Un freno alla consegna se il mandato di arresto è emesso per reati collegati ad altro crimine commesso in Italia

Se un reato è stato programmato o organizzato in Italia, anche solo in parte, scatta il divieto di consegna. Lo ha stabilito la Corte di cassazione, sesta sezione penale, nella sentenza  depositata il 27 aprile (n. 16115/12, doc224) con la quale la Suprema Corte ha chiarito l’applicabilità dell’articolo 18 della legge n. 69 del 22 aprile 2005 con la quale è stata recepita la decisione quadro 2002/584 sul mandato di arresto europeo e le procedure di consegna, norma che indica i casi di rifiuto di consegna.

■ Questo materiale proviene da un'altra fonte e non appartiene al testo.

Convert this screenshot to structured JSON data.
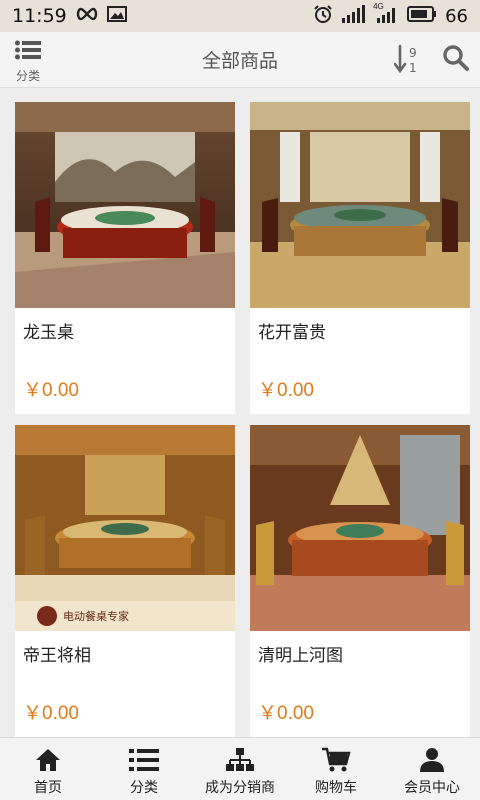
{
  "status_bar": {
    "time": "11:59",
    "battery_level": "66",
    "network_label": "4G",
    "icons": [
      "infinity-icon",
      "image-icon",
      "alarm-icon",
      "signal-icon",
      "4g-signal-icon",
      "battery-icon"
    ]
  },
  "header": {
    "menu_label": "分类",
    "title": "全部商品",
    "sort_top_digit": "9",
    "sort_bottom_digit": "1",
    "icons": [
      "list-icon",
      "sort-icon",
      "search-icon"
    ]
  },
  "products": [
    {
      "name": "龙玉桌",
      "price": "￥0.00"
    },
    {
      "name": "花开富贵",
      "price": "￥0.00"
    },
    {
      "name": "帝王将相",
      "price": "￥0.00"
    },
    {
      "name": "清明上河图",
      "price": "￥0.00"
    }
  ],
  "product_images": [
    {
      "brand_text": ""
    },
    {
      "brand_text": ""
    },
    {
      "brand_text": "电动餐桌专家"
    },
    {
      "brand_text": ""
    }
  ],
  "bottom_nav": [
    {
      "label": "首页",
      "icon": "home-icon"
    },
    {
      "label": "分类",
      "icon": "list-icon"
    },
    {
      "label": "成为分销商",
      "icon": "org-chart-icon"
    },
    {
      "label": "购物车",
      "icon": "cart-icon"
    },
    {
      "label": "会员中心",
      "icon": "user-icon"
    }
  ],
  "colors": {
    "price": "#e07b18",
    "header_bg": "#f5f4f4",
    "status_bg": "#e7e2d8",
    "page_bg": "#ededed"
  }
}
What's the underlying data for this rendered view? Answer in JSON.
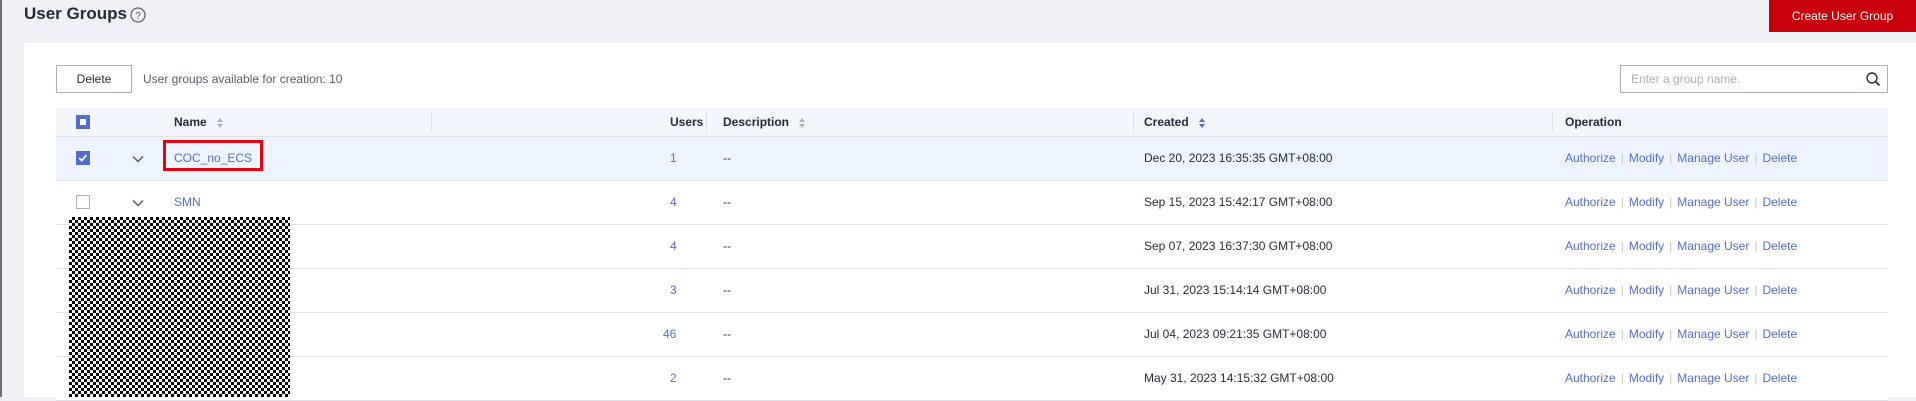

Nel caso in esame, la Corte di appello di Roma aveva dato il via libera alla consegna in esecuzione di un mandato emesso dalle autorità giudiziaria rumene nei confronti di un indagato sia in Italia che in Romania. I giudici di appello avevano ritenuto che la consegna potesse essere disposta seppure solo per due reati come la tratta di persone e il traffico di minori, mentre per gli altri reati, tra i quali lo sfruttamento della prostituzione per il quale l’individuo era già stato condannato in primo grado, si dovesse attendere il termine del procedimento in Italia. Una conclusione contraria alla legge, precisa la Cassazione, perché i due reati indicati  erano strettamente collegati proprio allo sfruttamento della prostituzione, commesso in Italia. Basta solo che un frammento della condotta si sia verificato in Italia, con un collegamento con la condotta realizzata all’estero per precludere la consegna. La tratta di esseri umani e il traffico di minori erano stati commessi per la realizzazione di un altro reato (sfruttamento della prostituzione) in Italia, situazione che richiede una trattazione unitaria sul territorio italiano.